Hace unas décadas, la periodista Sally Bowen le preguntó al entonces presidente Fujimori a qué personaje de nuestra historia admiraba. Este se quedó pensativo y, al final, respondió con contundencia: “¡A ninguno!”.
Para él, todo lo que había transcurrido antes no merecía la pena, no había nada que reivindicar en nuestra historia.
El complejo de Adán también anida en este Gobierno, sobre todo en los más radicales y fanatizados. En la variante actual se sostiene que “el pueblo” nunca fue objeto de las preocupaciones de los gobernantes; que ahora lo es y, por ello, todo va a mejorar. Presumo que las cachetadas que les ha dado la realidad en tan pocas semanas pueden empezar a abrirles los ojos y a desechar tanta vanidad.
Nuestros 200 años de independencia han sido, por supuesto, el escenario de muchas injusticias, frustraciones y fracasos, pero también el Perú ha sido testigo del esfuerzo de muchos por hacer las cosas bien; en algunos ámbitos, con logros a no desdeñar.
A la gestión de la educación pública se le aplica este aserto. Siendo la herramienta más importante para proveer igualdad de oportunidades, lo conseguido hasta ahora es insuficiente y, por ello, es objeto de justificada crítica.
Lo que excede toda justificación son los razonamientos del extremismo izquierdista que atribuye las deficiencias de la educación pública a un deliberado intento por mantener al pueblo en la ignorancia para explotarlo. La historia es mucho más rica y compleja que semejante maniqueísmo.
Así, por ejemplo, hemos tenido destacadísimos personajes que se han hecho cargo de la gestión de la educación. En los periodos democráticos del siglo XX, peruanos de gran valía estuvieron a cargo del Ministerio de Educación.

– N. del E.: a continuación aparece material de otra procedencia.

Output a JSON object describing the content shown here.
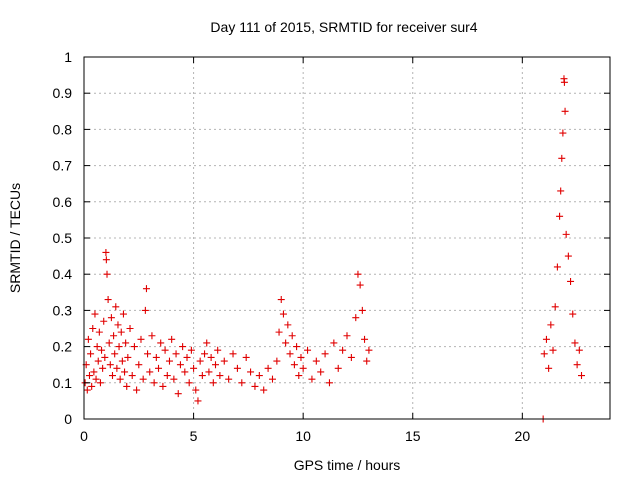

Mencionemos a Luis Valcárcel, Jorge Basadre, Honorio Delgado, Emilio Romero, Francisco Miró Quesada Cantuarias, Carlos Cueto Fernandini, Augusto Tamayo Vargas y Valentín Paniagua.
El logro más importante en el siglo pasado fue, sin duda, la gratuidad y universalización de la primaria y secundaria, que a muchos les abrió las puertas de las universidades públicas, siendo no pocas de ellas de gran calidad.
Como suele suceder en países pobres como el nuestro, la masificación de la educación no vino acompañada de la formación de suficientes buenos maestros y de infraestructura adecuada.
En las dos últimas décadas del siglo pasado, marcadas por el terrorismo, el descalabro económico y la corrupción, el país retrocedió décadas en todo, incluida en su educación.
En el siglo XXI, sucesivos gobiernos han ensayado mejoras. Algo se consiguió con Toledo al subir las remuneraciones a los maestros, pero estas siguen aún muy rezagadas. Con García, empezaron los nombramientos por concurso, buscando evitar el favor político.
En el Gobierno de Humala –desde el 2013 y con Jaime Saavedra– comenzó un ciclo de ministros que promovieron con mayor énfasis la meritocracia y la calidad educativa. PPK mantuvo en el 2016 a Saavedra y, luego de que el fujimorismo lo engullera, le dio continuidad con Marilú Martens. Ya con Vizcarra, se avanzó en la misma línea con Daniel Alfaro, Flor Pablo y Martín Benavides. Lo mismo con Ricardo Cuenca, cuando Sagasti.
Todos ellos llegaron por méritos profesionales y no como favores políticos.
El Ministerio de Educación no nació ayer, sino con la República. Hay mucho hecho y mucho más todavía por mejorar ahora, si se hace un buen uso de los crecientes recursos que se le otorga. Por lejos, el más grande de todos los presupuestos.
En ese sentido, debiera ser de extrema preocupación que a la cabeza de un sector tan importante esté ahora un ministro de esa izquierda dogmática que no entiende que las ideas de otros aportan y que hay que construir sobre la base del diálogo entre diferentes visiones.
Que el ministro esté en el cargo por presión del Fenatep (que cuenta con nutrida presencia de gentes del Movadef) y que el objetivo sea usar el ministerio para hacerse fuertes en su pelea contra el Sutep no es un buen augurio.
Mucho peor aun, si tomamos en cuenta que, desde el Fenatep, se está gestando el Partido Magisterial y Popular, un partido político al servicio del poder de turno. Usar el ministerio para estos objetivos es de lo más bajo que se ha visto en nuestra política.